CC : Et est-ce que vous prévoyez lancer d'autres fonds communs sous forme de FNB?

AD : Il y a beaucoup de choses sur la planche à dessin, mais je dois dire en ce moment, Christian, on est rendus à 105 fonds négociés en bourse. C'est beaucoup. Il y a 700 FNB au Canada, et on en parle avec les investisseurs professionnels, avec les conseillers, de plus en plus les gens nous demandent de ne pas simplement lancer des produits financiers, mais de donner un contexte. Et de plus en plus c'est ce qu'on essaie de faire par des outils, je le mentionne souvent pour les investisseurs professionnels et les conseillers, on a une belle plateforme qui s'appelle le Tableau de bord des FNB BMO.

Et on a lancé plusieurs nouveaux outils, dont un nouvel outil qui s'appelle Rajuster votre portefeuille obligataire, pour que les gens puissent comprendre dans quel contexte est-ce que je prend un FNB qui est indiciel du côté du fixe, et dans quel contexte je pourrais prendre un FNB à gestion active, par quelques questions -- notamment est-ce que je veux avoir de la gestion active, est-ce que je veux de la gestion passive, est-ce que je veux mélanger les deux, est-ce que comme investisseur j'ai un degré de conviction sur la prochaine année; plus j'ai de conviction et plus je peux aller indiciel, moins j'ai de conviction et plus je peux aller du côté de la gestion active – pour comprendre toujours ce que l'on achète, pourquoi on l'achète, c'est le gros enjeu. Si on a un point de vue sur l'économie on peut être plus précis sur les obligations de sociétés ou à rendement élevé. Si on pense que les banques centrales vont augmenter les taux, l'avantage des FNB indiciels est qu'ils nous permettent d'aller chercher des durées très courtes. Si on est plutôt baissier du côté obligataire, il y a les obligations à très long terme ou les obligations du Trésor américain qui sont accessibles.

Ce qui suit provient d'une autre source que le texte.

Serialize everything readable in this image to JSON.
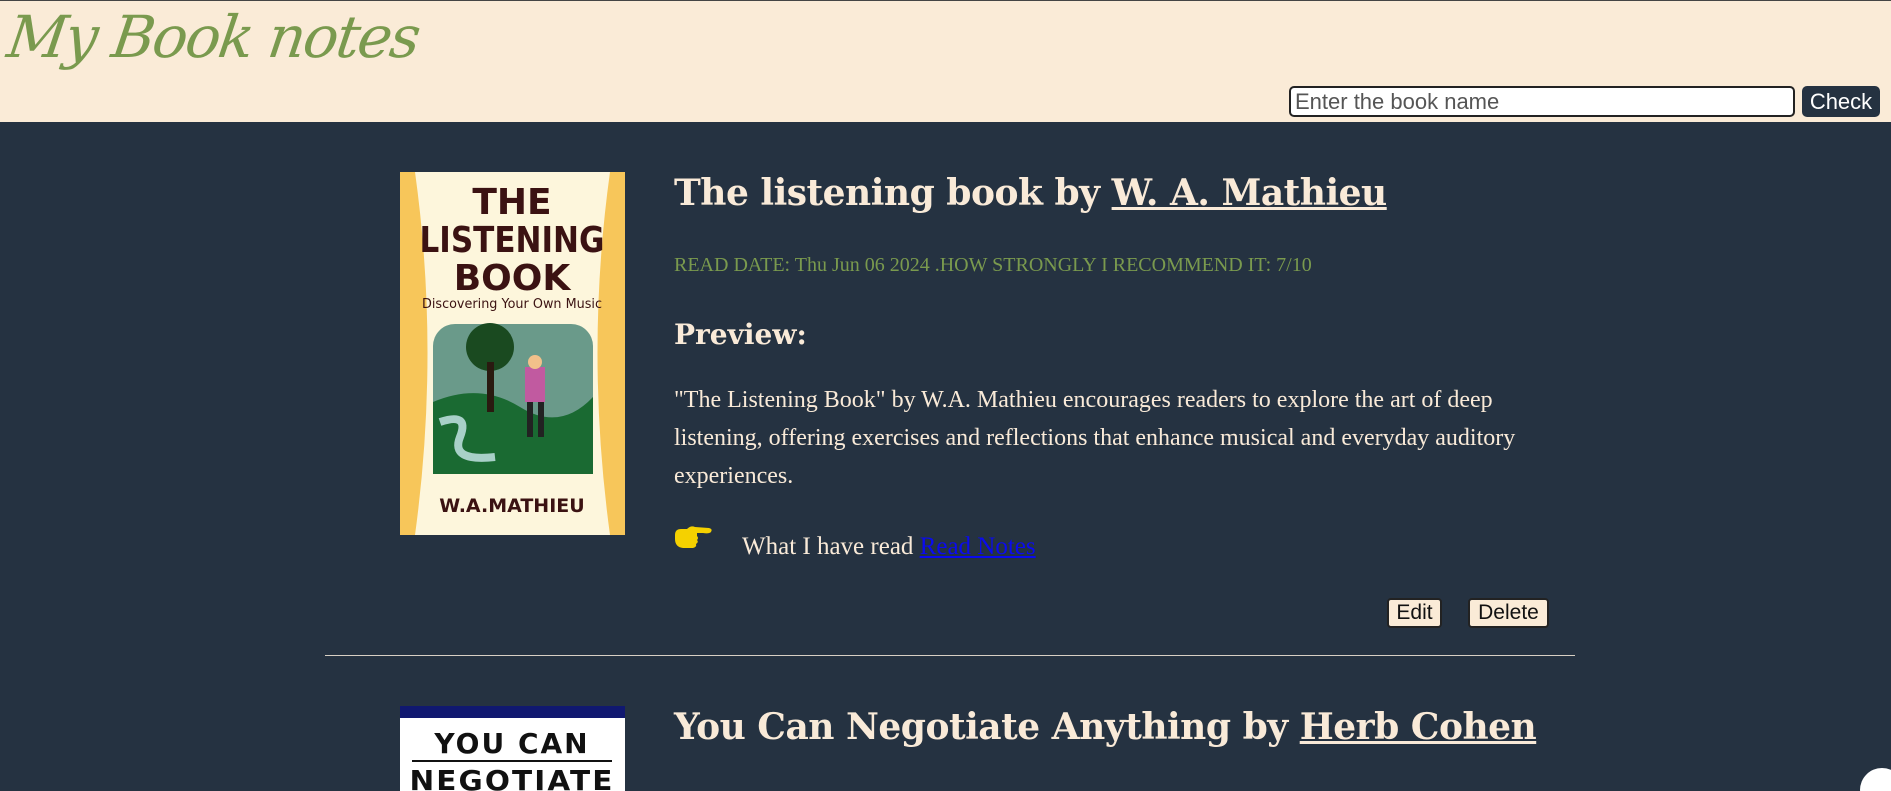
{
  "header": {
    "logo": "My Book notes",
    "search_placeholder": "Enter the book name",
    "check_label": "Check"
  },
  "books": [
    {
      "title": "The listening book",
      "by": "by",
      "author": "W. A. Mathieu",
      "meta": "READ DATE: Thu Jun 06 2024 .HOW STRONGLY I RECOMMEND IT: 7/10",
      "preview_label": "Preview:",
      "preview": "\"The Listening Book\" by W.A. Mathieu encourages readers to explore the art of deep listening, offering exercises and reflections that enhance musical and everyday auditory experiences.",
      "read_prefix": "What I have read",
      "read_link": "Read Notes",
      "edit_label": "Edit",
      "delete_label": "Delete",
      "cover": {
        "line1": "THE",
        "line2": "LISTENING",
        "line3": "BOOK",
        "subtitle": "Discovering Your Own Music",
        "author": "W.A.MATHIEU"
      }
    },
    {
      "title": "You Can Negotiate Anything",
      "by": "by",
      "author": "Herb Cohen",
      "cover": {
        "line1": "YOU CAN",
        "line2": "NEGOTIATE"
      }
    }
  ],
  "colors": {
    "background": "#253241",
    "header": "#faebd7",
    "accent_green": "#7a9a4e",
    "text": "#f9ead8",
    "link": "#0a0af0"
  }
}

Mais ce qui est important, c'est que pour l'investisseur qui est sensible aux frais, les fonds négociés en bourse continuent d'être un élément important. La semaine prochaine on baisse les frais de gestion pour notre ZAG à huit points de base. Donc tu vois qu'il y a toujours encore un impact du côté indiciel. Les frais baissent de plus en plus, mais le gros avantage pour les Canadiens : la gestion active aussi baisse de plus en plus. Donc on veut continuer d'offrir de l'indiciel, du bêta judicieux, on a toujours eu beaucoup de gestion active du côté des actions, nos FNB de covered calls, notamment, qui sont réputés actifs, nos FNB à dividendes, nos FNB de faible volatilité. Là, évidemment, on amène notre expertise du côté de BMO à Londres, à Toronto, et on fait un partenariat avec PIMCO, le plus gros gestionnaire de FNB mondial du côté du revenu fixe. On s'associe avec eux comme plus gros gestionnaire de fonds négociés en bourse de titres à revenu fixe canadien, pour offrir une de leurs solutions dans le marché canadien.

CC : C'est utile pour les investisseurs qui choisissent leurs propres placements par l'entremise du courtage à escompte.

AD : Et ça baisse les frais de gestion pour tout le monde. Et on le voit de plus en plus du côté indiciel. Comme je disais, ZAG va être offert à huit points de base. Tu me diras « c'est un point de base de moins » mais c'est un point de base gagné. Mais on a vu qu'en amenant certains fonds communs du côté des FNB, on a baissé les frais de gestion des classes F et on a baissé les frais de la solution des FNB. Je pense qu'on va voir beaucoup plus ça cette année du côté des titres à revenu fixe.

CC : Alain, toujours un plaisir de t'avoir avec nous.

AD : Merci beaucoup Christian.

CC : Pour Morningstar ici Christian Charest, merci de nous avoir écouté.